Alle 23:10 e dopo il trasporto in rianimazione, la cartella clinica recita così: “Paziente proveniente dal pronto soccorso in arresto cardiorespiratorio, accompagnata dall’anestesista di turno, intubata e ventilata manualmente, e dal pediatra di turno che, somministra farmaci e il massaggio cardiaco esterno”. Tradotto in soldoni dal linguaggio medico: la situazione è critica. “Si monitorizza. Pupille dilatate (midriatiche) non fotoreagenti, polsi non apprezzabili. Si continua la rianimazione. Si inserisce una cannula nella femorale destra e si chiede una consulenza cardiologica urgente. All’elettrocardiogramma c’è una fibrillazione ventricolare e si procede quindi alla defibrillazione elettrica.

Di lì a poco la ripresa del ritmo cardiaco e la normalizzazione della pressione”, è un barlume di speranza che, purtroppo, vola via con un soffio di vento. In seguito, la ragazza viene sedata e riprende la diuresi, viene eseguita una Tac e chiesta una consulenza neurologica, ma Alessia non si sveglierà più. Troppo lungo il periodo in cui il suo cuore ha smesso di battere senza ossigeno al cervello. Resterà un mese in rianimazione al Santobono, per un anno e mezzo alla Maugeri di Telese.
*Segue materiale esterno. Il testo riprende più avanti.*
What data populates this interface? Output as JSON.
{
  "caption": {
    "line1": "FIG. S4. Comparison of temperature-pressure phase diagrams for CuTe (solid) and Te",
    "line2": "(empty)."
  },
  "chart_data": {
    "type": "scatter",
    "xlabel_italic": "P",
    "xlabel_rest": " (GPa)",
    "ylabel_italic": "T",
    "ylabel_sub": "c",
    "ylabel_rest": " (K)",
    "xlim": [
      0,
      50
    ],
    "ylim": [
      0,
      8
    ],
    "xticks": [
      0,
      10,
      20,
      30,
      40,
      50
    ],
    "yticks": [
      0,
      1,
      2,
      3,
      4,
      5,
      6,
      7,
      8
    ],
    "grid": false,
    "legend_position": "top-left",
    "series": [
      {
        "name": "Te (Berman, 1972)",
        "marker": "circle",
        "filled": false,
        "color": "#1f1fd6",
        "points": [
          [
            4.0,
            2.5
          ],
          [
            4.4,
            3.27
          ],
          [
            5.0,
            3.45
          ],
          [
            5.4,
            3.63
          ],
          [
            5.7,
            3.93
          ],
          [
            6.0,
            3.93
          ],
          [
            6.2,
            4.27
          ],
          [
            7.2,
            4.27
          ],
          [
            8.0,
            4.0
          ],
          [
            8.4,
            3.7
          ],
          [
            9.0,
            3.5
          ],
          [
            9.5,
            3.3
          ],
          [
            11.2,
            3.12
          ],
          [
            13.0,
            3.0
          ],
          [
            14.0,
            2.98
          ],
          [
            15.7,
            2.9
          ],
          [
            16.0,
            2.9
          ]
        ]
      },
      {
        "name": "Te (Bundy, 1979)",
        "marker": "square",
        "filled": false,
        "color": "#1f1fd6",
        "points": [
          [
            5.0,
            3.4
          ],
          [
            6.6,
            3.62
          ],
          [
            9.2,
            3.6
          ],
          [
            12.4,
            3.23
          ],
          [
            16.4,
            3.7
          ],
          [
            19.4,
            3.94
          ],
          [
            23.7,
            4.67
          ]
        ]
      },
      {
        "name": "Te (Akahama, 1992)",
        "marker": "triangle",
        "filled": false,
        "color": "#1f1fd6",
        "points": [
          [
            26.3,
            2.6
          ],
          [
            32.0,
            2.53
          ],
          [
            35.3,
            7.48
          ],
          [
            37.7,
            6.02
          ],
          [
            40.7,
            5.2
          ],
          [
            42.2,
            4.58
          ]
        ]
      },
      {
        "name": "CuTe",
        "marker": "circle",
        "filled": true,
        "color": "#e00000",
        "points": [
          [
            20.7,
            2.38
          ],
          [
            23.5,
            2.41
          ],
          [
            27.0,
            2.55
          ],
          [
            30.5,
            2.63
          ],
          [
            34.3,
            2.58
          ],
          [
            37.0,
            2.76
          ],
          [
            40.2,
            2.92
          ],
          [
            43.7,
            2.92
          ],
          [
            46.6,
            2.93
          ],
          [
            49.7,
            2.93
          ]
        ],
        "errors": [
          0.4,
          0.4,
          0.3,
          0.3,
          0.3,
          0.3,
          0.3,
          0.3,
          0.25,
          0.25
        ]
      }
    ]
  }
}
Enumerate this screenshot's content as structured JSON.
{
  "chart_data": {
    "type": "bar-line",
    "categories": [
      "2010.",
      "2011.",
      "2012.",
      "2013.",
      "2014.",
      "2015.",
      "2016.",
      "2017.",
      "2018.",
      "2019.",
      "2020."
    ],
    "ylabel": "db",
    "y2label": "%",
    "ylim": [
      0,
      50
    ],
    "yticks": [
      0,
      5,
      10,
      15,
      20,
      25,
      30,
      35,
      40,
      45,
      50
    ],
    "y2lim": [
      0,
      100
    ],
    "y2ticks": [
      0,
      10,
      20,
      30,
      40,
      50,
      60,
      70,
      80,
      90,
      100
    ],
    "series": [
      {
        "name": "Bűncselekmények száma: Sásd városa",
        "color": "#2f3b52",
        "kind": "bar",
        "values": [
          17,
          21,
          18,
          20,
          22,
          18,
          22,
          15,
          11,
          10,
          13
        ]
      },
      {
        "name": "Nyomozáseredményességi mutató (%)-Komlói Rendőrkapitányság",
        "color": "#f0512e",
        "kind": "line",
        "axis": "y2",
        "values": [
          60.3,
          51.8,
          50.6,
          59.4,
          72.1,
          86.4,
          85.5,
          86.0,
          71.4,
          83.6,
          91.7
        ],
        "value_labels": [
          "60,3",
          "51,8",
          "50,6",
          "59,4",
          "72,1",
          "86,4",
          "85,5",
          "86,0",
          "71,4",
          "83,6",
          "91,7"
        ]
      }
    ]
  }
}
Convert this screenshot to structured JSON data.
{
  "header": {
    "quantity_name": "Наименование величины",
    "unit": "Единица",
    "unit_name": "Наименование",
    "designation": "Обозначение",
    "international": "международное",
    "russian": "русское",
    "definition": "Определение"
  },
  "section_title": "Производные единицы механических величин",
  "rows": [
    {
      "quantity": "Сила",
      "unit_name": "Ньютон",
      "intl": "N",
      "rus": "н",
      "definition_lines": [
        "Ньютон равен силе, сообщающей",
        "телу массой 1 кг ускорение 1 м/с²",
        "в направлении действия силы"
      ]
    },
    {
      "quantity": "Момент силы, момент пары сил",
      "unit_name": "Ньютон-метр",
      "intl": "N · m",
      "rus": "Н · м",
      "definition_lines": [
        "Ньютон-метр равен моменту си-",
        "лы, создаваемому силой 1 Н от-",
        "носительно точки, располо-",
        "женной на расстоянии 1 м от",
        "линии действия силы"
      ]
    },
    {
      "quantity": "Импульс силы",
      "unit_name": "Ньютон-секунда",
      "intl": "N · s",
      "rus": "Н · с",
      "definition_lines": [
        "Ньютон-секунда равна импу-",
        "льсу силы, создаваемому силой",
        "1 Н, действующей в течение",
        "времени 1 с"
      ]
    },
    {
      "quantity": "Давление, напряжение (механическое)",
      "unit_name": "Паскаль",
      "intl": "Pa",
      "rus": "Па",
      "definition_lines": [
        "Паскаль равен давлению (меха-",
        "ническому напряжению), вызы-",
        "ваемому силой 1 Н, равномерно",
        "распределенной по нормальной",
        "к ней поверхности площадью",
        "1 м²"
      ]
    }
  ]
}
Infine il ritorno a casa, circondata dall’amore e dall’affetto dei genitori e dei suoi cari. In tutto questo lasso di tempo​ non si è mai persa la speranza, quella speranza che sette anni dopo ancora vive nel cuore dei familiari e amici di Alessia che, nella mattinata di sabato 15 giugno ha fatto ritorno nella sua amata Marina di Camerota. Già, quella​ di Alessia è una storia che ha lasciato il segno (dopo i vari messaggi di solidarietà fatti pervenire negli anni da Marek Hamsik ex capitano del Napoli e Vincenzo Salemme tra gli altri) anche sulla gente di Marina di Camerota, la quale ha adottato questa mite famiglia partenopea, avvolgendola in tutto il suo calore. Tanti sperano in un ‘miracolo’ e in tanti hanno riscoperto la fede attraverso la forza e il coraggio di questi due impavidi genitori, i quali durante questi lunghi sette anni hanno manifestato tutto l’amore possibile e un’inguaribile fede, provandole tutte, senza mai pensare a ‘staccare quella maledetta spina’. “Alle 12 di sabato 15 giugno, Alessia è tornata nella sua amata Marina di Camerota, presso la spiaggia Calanca. Dopo tante difficoltà abbiamo provato anche questa ennesima prova di forza, di coraggio, un tentativo disperato d’amore nel luogo del suo cuore.

Noi non ci arrendiamo, e andremo fino in fondo, fino allo stremo delle nostre forze pur di tenere accesa una fiammella di speranza – prosegue Carlo – Alessia vuole continuare a vivere ed è un suo diritto farlo.​ Infine, colgo l’occasione – conclude Carlo – per​ segnalare la creazione di una Associazione di Nome ‘INSIEME SI VIVE’ a difesa dei giovani con danni cerebrali non autosufficienti e per ringraziare i titolari del Lido La Miniera di Marina di Camerota per la presenza da oggi sulla splendida spiaggia de la Calanca, di una sedia balneare di nome ‘Job’ per trasportare i disabili in acqua”. Cosa accadrà dopo questa giornata non è dato sapersi, certo è che dopo sette anni da quella tragica serata, in qualche modo seppur inconsciamente, il sorriso, quello splendido sorriso che vuole rimanere ancora aggrappato alla vita, è tornato a manifestarsi sul volto di Alessia.